For the theoretical foundation, I draw on Pierre Bourdieu’s theories of practice and
communication, mainly because Bourdieu’s theories enable us to scrutinize urban politics to uncover logics
behind the dynamics while identifying reformist possibilities and potential in individuality, or individual
politics, which is socially generated and evaluated. In short, Bourdieu’s theory accounts for human agents’
practices according to the formula [(habitus)(capital)] + field (Bourdieu, 1988). Put simply, whereas a
field provides an objective structure as a social arena where people maneuver to compete for higher
positions with capitals as sought-after stakes to exert power over others, habitus, as a socially shaped
subjective inner system for perception and practice, leads the people to make individual choices of action
to achieve their objectives. Hence, Bourdieu’s theory can help us avoid a mechanical explanation of
human actions, which treats the individual only as a homophilious agent of a group (Shin, 2013, 2014).
Also, his theory of communication provides a more realistic view of the public deliberation process.
Therefore, this study links two streams of Bourdieusian research and builds an integrated research
framework for investigating urban politics.

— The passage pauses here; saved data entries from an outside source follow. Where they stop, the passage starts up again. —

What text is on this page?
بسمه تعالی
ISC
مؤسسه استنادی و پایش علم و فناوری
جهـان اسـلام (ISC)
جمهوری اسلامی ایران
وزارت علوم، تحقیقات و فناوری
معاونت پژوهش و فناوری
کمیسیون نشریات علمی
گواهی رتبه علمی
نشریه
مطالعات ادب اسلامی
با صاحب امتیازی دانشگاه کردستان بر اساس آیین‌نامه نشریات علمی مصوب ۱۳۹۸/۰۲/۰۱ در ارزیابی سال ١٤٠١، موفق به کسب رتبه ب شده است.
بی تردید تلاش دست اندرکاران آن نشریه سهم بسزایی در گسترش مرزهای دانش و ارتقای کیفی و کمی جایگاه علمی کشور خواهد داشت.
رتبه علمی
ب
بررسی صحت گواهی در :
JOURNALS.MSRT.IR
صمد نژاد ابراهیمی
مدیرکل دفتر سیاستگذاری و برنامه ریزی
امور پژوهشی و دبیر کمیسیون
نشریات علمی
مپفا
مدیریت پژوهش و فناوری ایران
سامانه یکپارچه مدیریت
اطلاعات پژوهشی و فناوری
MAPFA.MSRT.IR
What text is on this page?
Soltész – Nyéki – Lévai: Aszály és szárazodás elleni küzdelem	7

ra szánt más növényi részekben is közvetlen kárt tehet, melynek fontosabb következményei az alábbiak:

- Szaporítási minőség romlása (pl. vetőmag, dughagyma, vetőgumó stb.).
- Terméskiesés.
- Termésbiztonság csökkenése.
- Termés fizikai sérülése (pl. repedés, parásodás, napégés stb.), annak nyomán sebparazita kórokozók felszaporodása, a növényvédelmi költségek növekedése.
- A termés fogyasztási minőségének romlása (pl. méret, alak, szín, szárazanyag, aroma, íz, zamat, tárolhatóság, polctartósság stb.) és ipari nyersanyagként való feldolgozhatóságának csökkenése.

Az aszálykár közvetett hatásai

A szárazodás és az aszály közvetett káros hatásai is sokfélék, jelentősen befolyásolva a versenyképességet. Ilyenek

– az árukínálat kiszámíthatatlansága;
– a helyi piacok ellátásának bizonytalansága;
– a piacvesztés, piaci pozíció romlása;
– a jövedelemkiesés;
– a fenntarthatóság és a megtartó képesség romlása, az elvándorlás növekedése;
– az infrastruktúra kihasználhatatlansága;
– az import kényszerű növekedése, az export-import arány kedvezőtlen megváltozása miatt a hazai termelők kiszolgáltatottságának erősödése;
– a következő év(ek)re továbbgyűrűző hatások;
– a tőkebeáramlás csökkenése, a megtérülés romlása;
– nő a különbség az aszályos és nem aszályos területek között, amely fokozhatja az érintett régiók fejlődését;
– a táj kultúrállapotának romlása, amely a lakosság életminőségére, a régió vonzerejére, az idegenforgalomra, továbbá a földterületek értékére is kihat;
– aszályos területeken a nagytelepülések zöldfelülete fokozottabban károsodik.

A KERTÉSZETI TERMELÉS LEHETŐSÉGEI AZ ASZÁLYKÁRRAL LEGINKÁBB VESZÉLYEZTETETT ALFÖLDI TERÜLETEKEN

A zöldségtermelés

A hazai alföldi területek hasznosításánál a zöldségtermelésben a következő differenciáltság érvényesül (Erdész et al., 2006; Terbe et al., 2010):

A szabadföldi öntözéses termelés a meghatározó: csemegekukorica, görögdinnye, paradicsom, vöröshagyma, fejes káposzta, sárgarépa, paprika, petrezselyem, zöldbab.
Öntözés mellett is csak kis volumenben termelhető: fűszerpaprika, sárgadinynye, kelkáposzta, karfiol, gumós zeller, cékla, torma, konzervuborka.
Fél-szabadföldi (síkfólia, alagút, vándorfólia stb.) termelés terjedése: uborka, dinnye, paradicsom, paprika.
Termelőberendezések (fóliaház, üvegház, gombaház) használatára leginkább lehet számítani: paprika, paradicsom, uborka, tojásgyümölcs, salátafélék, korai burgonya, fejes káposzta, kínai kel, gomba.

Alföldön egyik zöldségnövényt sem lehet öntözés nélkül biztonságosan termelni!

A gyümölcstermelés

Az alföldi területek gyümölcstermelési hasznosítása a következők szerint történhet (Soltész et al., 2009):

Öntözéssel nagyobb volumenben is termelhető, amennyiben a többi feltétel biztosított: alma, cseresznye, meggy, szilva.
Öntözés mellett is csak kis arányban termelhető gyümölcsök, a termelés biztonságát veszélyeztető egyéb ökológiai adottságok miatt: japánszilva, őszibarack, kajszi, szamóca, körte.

To translate the theoretical framework into an empirical research model with Bourdieu’s relational
mode of social research, I employ tripartite network analysis—an applied network analysis method based
on formal concept analysis, or Galois lattice—by integrating two bipartite network analyses: one for the
link between stakeholders and their position-takings and the other for the link between stakeholders and
their public discourses. A Galois lattice diagram illustrates the linkages among specific stakeholders, their
choices of actions (position-takings), and their public discourses. Indeed, the Galois lattice can serve as an
effective method for not only conducting urban politics research but developing civic engagement
strategy, because it identifies specific stakeholders, their strategies, and their connections in a certain
local politics. We will revisit the practicality of the method in the conclusion.